Cardiac arrhythmia is the cardiovascular epidemic of the 21st century. The number of patients diagnosed with cardiac arrhythmia is rapidly increasing due to ageing, obesity, diabetes and elevated blood pressure.
Atrium fibrillation is the most common arrhythmia. It is a progressive disease, which means that episodes of arrhythmia progress from short-lasting episodes to episodes which are continuously present and no longer terminate spontaneously. Atrium fibrillation may cause stroke and heart failure and is even associated with death.
Treatments are often not successful, but a new patient-specific therapy can improve existing treatments. This can be achieved by measuring the degree of electropathology (‘staging the arrhythmia’). However, this is still not yet possible because there are no diagnostic tools to measure electropathology. It is therefore also not possible to recognize patients at risk of arrhythmia early. In addition, there are no therapies specifically targeting electropathology.
Treatment of Arrhythmia
Electrical signals recorded from young hearts usually have a simple morphology, as electrical waves propagate smoothly through cardiac tissue. Over the years, these electrical signals may become more complex (electropathology) due to damaged cardiac tissue. When the degree of electropathology exceeds a certain threshold, cardiac arrhythmia may occur.

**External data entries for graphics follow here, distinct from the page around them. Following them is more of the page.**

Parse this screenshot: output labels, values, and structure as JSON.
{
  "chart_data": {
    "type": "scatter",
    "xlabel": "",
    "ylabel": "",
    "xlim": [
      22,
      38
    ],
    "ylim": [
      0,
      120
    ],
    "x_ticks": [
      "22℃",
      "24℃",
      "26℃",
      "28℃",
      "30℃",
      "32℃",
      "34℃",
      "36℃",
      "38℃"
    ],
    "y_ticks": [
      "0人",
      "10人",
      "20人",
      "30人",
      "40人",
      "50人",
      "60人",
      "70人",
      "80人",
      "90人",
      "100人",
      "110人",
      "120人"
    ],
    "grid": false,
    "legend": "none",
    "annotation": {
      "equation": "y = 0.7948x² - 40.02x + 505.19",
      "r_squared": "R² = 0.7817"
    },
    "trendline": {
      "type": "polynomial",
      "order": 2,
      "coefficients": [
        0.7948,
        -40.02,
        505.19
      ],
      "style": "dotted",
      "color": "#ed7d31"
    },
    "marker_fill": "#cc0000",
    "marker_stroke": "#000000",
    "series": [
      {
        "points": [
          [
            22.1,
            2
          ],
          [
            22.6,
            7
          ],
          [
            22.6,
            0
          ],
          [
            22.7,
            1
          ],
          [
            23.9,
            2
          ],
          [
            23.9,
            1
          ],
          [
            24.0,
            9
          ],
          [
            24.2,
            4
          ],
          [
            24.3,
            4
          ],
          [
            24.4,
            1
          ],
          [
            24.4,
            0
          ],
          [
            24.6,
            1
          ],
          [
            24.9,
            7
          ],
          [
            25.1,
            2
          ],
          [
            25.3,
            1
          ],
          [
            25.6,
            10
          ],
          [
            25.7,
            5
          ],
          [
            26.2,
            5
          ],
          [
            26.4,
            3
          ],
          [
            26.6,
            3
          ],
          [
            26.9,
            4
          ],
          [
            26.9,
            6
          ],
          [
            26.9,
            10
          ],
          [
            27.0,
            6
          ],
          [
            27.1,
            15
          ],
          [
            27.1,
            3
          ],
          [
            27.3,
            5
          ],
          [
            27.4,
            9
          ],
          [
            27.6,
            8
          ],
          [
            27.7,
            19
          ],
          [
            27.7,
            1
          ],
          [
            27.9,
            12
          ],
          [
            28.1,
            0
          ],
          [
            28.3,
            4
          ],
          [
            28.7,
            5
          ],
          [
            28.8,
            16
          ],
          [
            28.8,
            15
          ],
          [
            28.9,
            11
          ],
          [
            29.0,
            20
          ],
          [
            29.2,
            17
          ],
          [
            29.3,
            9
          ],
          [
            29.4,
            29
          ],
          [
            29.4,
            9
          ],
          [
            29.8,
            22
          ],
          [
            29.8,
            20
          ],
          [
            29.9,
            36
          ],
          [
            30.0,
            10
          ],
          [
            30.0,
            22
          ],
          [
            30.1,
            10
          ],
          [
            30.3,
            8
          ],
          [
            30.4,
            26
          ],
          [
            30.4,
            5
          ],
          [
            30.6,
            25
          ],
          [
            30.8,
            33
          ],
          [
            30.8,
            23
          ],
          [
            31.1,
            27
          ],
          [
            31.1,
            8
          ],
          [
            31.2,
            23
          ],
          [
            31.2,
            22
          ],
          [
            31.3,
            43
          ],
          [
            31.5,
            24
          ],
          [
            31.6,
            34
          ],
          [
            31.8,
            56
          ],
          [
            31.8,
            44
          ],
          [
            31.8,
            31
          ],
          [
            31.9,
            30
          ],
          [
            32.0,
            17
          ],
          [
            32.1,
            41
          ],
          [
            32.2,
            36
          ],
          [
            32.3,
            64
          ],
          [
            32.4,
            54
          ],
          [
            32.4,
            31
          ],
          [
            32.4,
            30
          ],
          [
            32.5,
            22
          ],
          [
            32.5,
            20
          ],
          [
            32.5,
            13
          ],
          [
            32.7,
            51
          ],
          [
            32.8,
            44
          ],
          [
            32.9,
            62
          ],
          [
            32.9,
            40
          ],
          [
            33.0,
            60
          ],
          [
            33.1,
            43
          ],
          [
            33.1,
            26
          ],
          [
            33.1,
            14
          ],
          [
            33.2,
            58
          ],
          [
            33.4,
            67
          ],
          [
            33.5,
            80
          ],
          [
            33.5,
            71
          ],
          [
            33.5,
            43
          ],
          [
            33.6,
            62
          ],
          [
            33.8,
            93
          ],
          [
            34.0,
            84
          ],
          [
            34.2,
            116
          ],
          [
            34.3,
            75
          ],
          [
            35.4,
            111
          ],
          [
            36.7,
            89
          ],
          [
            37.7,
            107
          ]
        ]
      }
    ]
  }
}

Treatment of cardiac arrhythmia is still often not successful, says Natasja de Groot, professor and cardiologist-electrophysiologist at Erasmus MC. Current treatment consists of either an ‘electrical shock’ to restore the normal heart rhythm, drugs or ablative therapy (eliminating the cardiac tissue that is causing arrhythmia). Unfortunately, these therapies have side-effects and are only moderately effective.
The aim of the Medical Delta Cardiac Arrhythmia Lab is to reduce the cardiac arrhythmia burden by unravelling arrhythmia-related electropathology and designing and testing novel bio-electrical diagnostic tools and therapies targeting electropathology. This enables staging of the cardiac arrhythmia and selection of the appropriate treatment in the individual patient, thereby improving therapy outcome.
A first step is to unravel electropathology by quantifying electrical parameters. For this purpose, a 192 electrode-array has been designed to record electrical signals directly from the surface of the heart during open heart surgery. Advance signal processing techniques are then used to comprehend electrical activation patterns during arrhythmia. Linking electrical signals with the structure of cardiac tissue is essential to unravel the mechanisms of arrhythmia. The future goal is to assess the degree of electropathology using non-invasive mapping techniques.
To further unravel the mechanisms of arrhythmia, this consortium aims to design an arrhythmia-on-a-chip platform enabling the investigation of electrical conduction in relation to e.g. genetic defects.
This program is a collaboration betwee biologists, engineers and medical doctors from Erasmus MC, LUMC and TUDelft. They combine their unique expertise on advanced signal recording and processing techniques, cardiac mapping tools and arrhythmia related molecular mechanics.